In the given question, we have to find the probability of the same number of heads or tails in $10$ coin throws. This is the case of binomial probability distribution. We can solve it by using the formula $P(x){ = ^n}{C_x}{p^x}{q^{n - x}}$ where getting heads can be taken as “success” and tails as “failure” or vice-versa.

Complete step by step answer:
The number of ‘Success' in a series of n experiments, where each time a yes-no question is posed, the Boolean-valued result is expressed either with success or yes or true or one (probability $p$) or failure/no/false/zero (probability $q = 1 - p$) in a binomial probability distribution.
The binomial distribution formula is for any random variable $x$, given by;
$P(x){ = ^n}{C_x}{p^x}{q^{n - x}}$
Where, $n =$ number of experiments, $p =$ Probability of Success in a single experiment and $q = 1 - p =$ Probability of Failure in a single experiment.

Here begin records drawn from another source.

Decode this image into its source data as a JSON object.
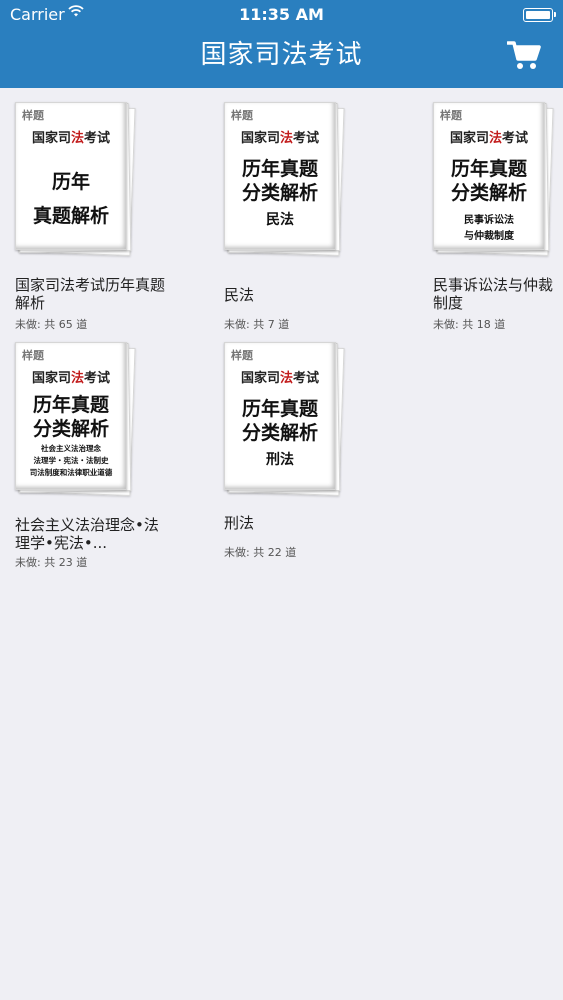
{
  "status": {
    "carrier": "Carrier",
    "time": "11:35 AM"
  },
  "nav": {
    "title": "国家司法考试"
  },
  "books": [
    {
      "cover": {
        "tag": "样题",
        "brand_a": "国家司",
        "brand_hl": "法",
        "brand_b": "考试",
        "line1": "历年",
        "line2": "真题解析",
        "sub": ""
      },
      "label": "国家司法考试历年真题解析",
      "meta": "未做: 共 65 道"
    },
    {
      "cover": {
        "tag": "样题",
        "brand_a": "国家司",
        "brand_hl": "法",
        "brand_b": "考试",
        "line1": "历年真题",
        "line2": "分类解析",
        "sub": "民法"
      },
      "label": "民法",
      "meta": "未做: 共 7 道"
    },
    {
      "cover": {
        "tag": "样题",
        "brand_a": "国家司",
        "brand_hl": "法",
        "brand_b": "考试",
        "line1": "历年真题",
        "line2": "分类解析",
        "sub": "民事诉讼法\n与仲裁制度"
      },
      "label": "民事诉讼法与仲裁制度",
      "meta": "未做: 共 18 道"
    },
    {
      "cover": {
        "tag": "样题",
        "brand_a": "国家司",
        "brand_hl": "法",
        "brand_b": "考试",
        "line1": "历年真题",
        "line2": "分类解析",
        "sub": "社会主义法治理念\n法理学・宪法・法制史\n司法制度和法律职业道德"
      },
      "label": "社会主义法治理念•法理学•宪法•...",
      "meta": "未做: 共 23 道"
    },
    {
      "cover": {
        "tag": "样题",
        "brand_a": "国家司",
        "brand_hl": "法",
        "brand_b": "考试",
        "line1": "历年真题",
        "line2": "分类解析",
        "sub": "刑法"
      },
      "label": "刑法",
      "meta": "未做: 共 22 道"
    }
  ],
  "colors": {
    "nav_bg": "#2a7fbf",
    "page_bg": "#efeff4",
    "accent_red": "#c21d1d"
  }
}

We can solve the sum as follows: the probability of getting same number of heads on tossing a coin-
$p = \dfrac{1}{2}$
So, we can say that-
$q = 1 - p = 1 - \dfrac{1}{2} = \dfrac{1}{2}$
Now the coin is tossed ten times so $n = 10$. Since we require the same number of heads and tails, it means that out of ten outcomes, five shall be heads and five shall be tails. Hence, we will get $x = 5$. Applying the formula, we get,
$P(x = 5) = 10{C_5}{(\dfrac{1}{2})^5}{(\dfrac{1}{2})^{10 - 5}}$
$\Rightarrow P(x = 5) = 10{C_5}{(\dfrac{1}{2})^5}{(\dfrac{1}{2})^5}$
On further simplification, then
$P(x = 5) = (\dfrac{{10 \times 9 \times 8 \times 7 \times 6}}{{5 \times 4 \times 3 \times 2 \times 1}})(\dfrac{1}{{32}})(\dfrac{1}{{32}})$
$\Rightarrow P(x = 5) = \dfrac{{63}}{{256}}$
$\therefore P(x = 5) = 0.2461$

Thus, the odds are $0.2461$ i.e. $24.61\%$.

Note: A single success/failure test is also called a Bernoulli trial or Bernoulli experiment, and a series of outcomes is called a Bernoulli process. For $n = 1$, i.e. a single experiment, the binomial distribution is a Bernoulli distribution. The binomial distribution formula can also be written in the form of $n$-Bernoulli trials as: $^n{C_x} = \dfrac{{n!}}{{x!(n - x)!}}$. Hence, probability can be written as: $P(x) = \dfrac{{n!}}{{x!(n - x)!}}{p^x}{q^{n - x}}$.